Eldorado Resorts Inc. won U.S. antitrust approval for its US$17 billion bid to purchase Caesars Entertainment Corp., putting the two companies one step closer to completing their merger.

The Federal Trade Commission signed off on the deal after Eldorado agreed to sell casinos to resolve competition concerns, according to a statement Friday.

Eldorado, headquartered in Reno, Nevada, had already agreed to part with casinos in Nevada, Louisiana, West Virginia and Missouri, in part to satisfy potential regulatory concerns about market share.

The new company, which will do business under the Caesars name, will become the largest operator of casinos in the U.S., with nearly 50 resorts, including its namesake Caesars Palace in Las Vegas.

Regulators in the three remaining states where approvals are still required are expected to take up the issue shortly. Nevada and New Jersey haven’t yet scheduled hearings. The Indiana Gaming Commission will consider the merger at a meeting on July 10.

The merger, first announced in June 2019, capped a flurry of deal-making in the gambling business. But it faced obstacles, including the coronavirus, which shuttered all of the casinos in the U.S. for nearly three months this year.
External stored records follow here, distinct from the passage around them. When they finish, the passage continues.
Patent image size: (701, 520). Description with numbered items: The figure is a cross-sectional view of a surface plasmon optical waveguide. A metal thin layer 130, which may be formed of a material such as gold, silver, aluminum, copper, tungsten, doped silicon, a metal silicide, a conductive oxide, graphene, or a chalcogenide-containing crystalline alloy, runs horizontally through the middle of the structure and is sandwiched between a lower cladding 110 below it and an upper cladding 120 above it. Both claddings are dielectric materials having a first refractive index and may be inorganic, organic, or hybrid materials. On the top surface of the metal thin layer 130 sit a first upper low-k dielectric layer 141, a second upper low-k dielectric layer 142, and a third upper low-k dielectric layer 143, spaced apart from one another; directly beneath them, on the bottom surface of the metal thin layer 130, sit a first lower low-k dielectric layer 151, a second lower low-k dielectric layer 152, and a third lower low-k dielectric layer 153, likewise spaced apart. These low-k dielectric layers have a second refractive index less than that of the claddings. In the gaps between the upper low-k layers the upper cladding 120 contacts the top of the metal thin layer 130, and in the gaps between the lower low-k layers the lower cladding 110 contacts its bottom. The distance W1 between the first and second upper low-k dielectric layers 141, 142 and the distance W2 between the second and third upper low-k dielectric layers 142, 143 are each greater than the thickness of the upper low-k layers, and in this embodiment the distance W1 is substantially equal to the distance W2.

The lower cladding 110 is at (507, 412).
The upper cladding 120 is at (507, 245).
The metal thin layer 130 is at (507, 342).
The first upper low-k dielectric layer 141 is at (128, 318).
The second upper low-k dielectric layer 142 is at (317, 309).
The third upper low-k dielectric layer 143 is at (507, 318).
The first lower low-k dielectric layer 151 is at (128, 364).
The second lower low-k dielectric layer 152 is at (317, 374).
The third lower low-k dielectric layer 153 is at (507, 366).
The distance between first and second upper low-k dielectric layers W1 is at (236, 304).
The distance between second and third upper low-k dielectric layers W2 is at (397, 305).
Eldorado, led by Chief Executive Officer Tom Reeg, had to hustle to find buyers for the some of the company’s properties. He raised US$672 million in a stock offering and negotiated new terms with banks, which loaned the company more than US$7 billion to get the deal done.

Reeg, a former bond-fund analyst and manager, is known for wringing profits out of even modest properties. The new company is expected to focus on the fast-growing business of sports betting, while cutting back on the customer incentives that have historically eaten into casino profits.